Die Rolle von Frauen im deutschen Eishockey

Das Problem liegt im Sichtbarkeitsdefizit

Man hört es immer wieder: „Frauen‑Eishockey? Das gibt’s ja kaum.“ Kurz gesagt, das ist die falsche Gleichung. Es gibt keine „kaum“, es gibt nur ein System, das Frauen absichtlich aus dem Rampenlicht drängt. Jedes Mal, wenn ein Mädchen das erste Mal den Puck berührt, findet sie kein Vorbild, weil die Medien die Frau auf dem Eis kaum zeigen.

Strukturelle Hürden und ungleiche Ressourcen

Die Liga verteilt Budgets wie Karten an ein Spiel – und die Frauen abseits des Spielfelds bekommen immer das falsche Blatt. Trainingseinrichtungen, Trainerlizenzen, Sponsorenverträge – alles wird nach dem Prinzip „wer zahlt, entscheidet“ aufgeteilt und Frauen bleiben auf der Strecke. Und das ist kein Zufall, das ist kalkulierte Ignoranz.

Fehlende Nachwuchsförderung

Junge Talente brauchen mehr als ein paar Eishallen. Sie brauchen Mentoren, sie brauchen Wettbewerbe, sie brauchen eine klare Karrierestrategie. In den meisten Bundesländern gibt es keine dauerhaften Mädchen‑Ligen, nur sporadische Turniere, die schnell wieder verschwinden. Also: Der Nachwuchs muss sofort gefördert werden, sonst verschwindet er.

Wie Medien das Bild verzerren

Die Presse schreibt über „Eishockey‑Fans“, selten über „Eishockey‑Fansinnen“. Und das spiegelt sich in den Sendezeiten wider: Wenn das Spiel der Frauen im TV läuft, ist das fast immer ein „Lückenfüller“, kein Prime‑Time‑Event. Das Ergebnis? Ein Teufelskreis, bei dem Sponsoren keine Werbeflächen sehen wollen, weil das Publikum als zu klein gilt.

Social Media als Chance

Hier kommt die Rettung: Plattformen wie Instagram und TikTok bieten Frauen die Möglichkeit, direkt zu ihren Fans zu sprechen, ohne den Gatekeeper der Mainstream‑Medien. Authentizität schlägt Propaganda. Und das hat bereits erste Erfolge gezeigt – aber die Clubs müssen das jetzt als Kernstrategie einplanen.

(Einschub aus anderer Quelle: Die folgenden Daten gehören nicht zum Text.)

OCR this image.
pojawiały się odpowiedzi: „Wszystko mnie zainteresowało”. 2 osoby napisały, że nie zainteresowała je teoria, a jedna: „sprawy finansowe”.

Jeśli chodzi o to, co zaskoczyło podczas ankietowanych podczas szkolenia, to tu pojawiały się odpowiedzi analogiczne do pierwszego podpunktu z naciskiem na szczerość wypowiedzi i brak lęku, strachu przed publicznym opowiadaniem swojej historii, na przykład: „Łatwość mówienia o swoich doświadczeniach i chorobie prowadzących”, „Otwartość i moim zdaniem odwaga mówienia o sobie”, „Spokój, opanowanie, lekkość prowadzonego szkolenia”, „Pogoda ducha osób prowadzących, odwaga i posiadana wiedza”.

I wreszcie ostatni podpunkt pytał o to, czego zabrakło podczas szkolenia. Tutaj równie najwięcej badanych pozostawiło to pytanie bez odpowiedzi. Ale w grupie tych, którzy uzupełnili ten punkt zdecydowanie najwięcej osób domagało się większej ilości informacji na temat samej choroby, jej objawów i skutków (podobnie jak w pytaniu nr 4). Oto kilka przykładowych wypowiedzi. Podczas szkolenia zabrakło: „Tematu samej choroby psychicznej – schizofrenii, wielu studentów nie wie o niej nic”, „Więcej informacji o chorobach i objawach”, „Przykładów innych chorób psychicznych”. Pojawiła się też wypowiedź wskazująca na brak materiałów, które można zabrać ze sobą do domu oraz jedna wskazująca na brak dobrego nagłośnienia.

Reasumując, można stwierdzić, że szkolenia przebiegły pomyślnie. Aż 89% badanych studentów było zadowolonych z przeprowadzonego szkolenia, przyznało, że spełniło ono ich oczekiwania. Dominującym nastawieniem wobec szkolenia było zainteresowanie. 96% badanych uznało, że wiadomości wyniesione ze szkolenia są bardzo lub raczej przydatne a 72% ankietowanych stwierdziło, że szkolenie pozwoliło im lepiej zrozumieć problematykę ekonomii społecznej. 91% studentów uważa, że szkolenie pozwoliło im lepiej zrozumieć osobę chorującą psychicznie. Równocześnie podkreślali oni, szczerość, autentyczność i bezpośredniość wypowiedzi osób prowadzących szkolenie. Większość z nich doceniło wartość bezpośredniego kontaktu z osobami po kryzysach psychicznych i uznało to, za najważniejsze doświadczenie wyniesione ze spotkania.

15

Der entscheidende Unterschied: Haltung versus Handeln

Viele Verbände reden von „Inklusion“, aber handeln wie zuvor. Ein Satz wie „Wir wollen mehr Frauen im Eishockey“ ohne Budget ist lauter heiße Luft. Hier ist das Deal: Jede Mannschaft muss mindestens 10 % ihres Jahresbudgets in Frauen‑Programme stecken – und das sofort.

Ein Aufruf an die Verantwortlichen

Hier das Deal: Setzt feste Quoten, schafft transparente Förderprogramme und nutzt eure eigene Plattform, um weibliche Spielerinnen zu feiern. Verliert nicht die Chance, das Spiel zu revolutionieren. Besuchen Sie eishockeynhl.com für weitere Einblicke und starten Sie die Veränderung noch heute.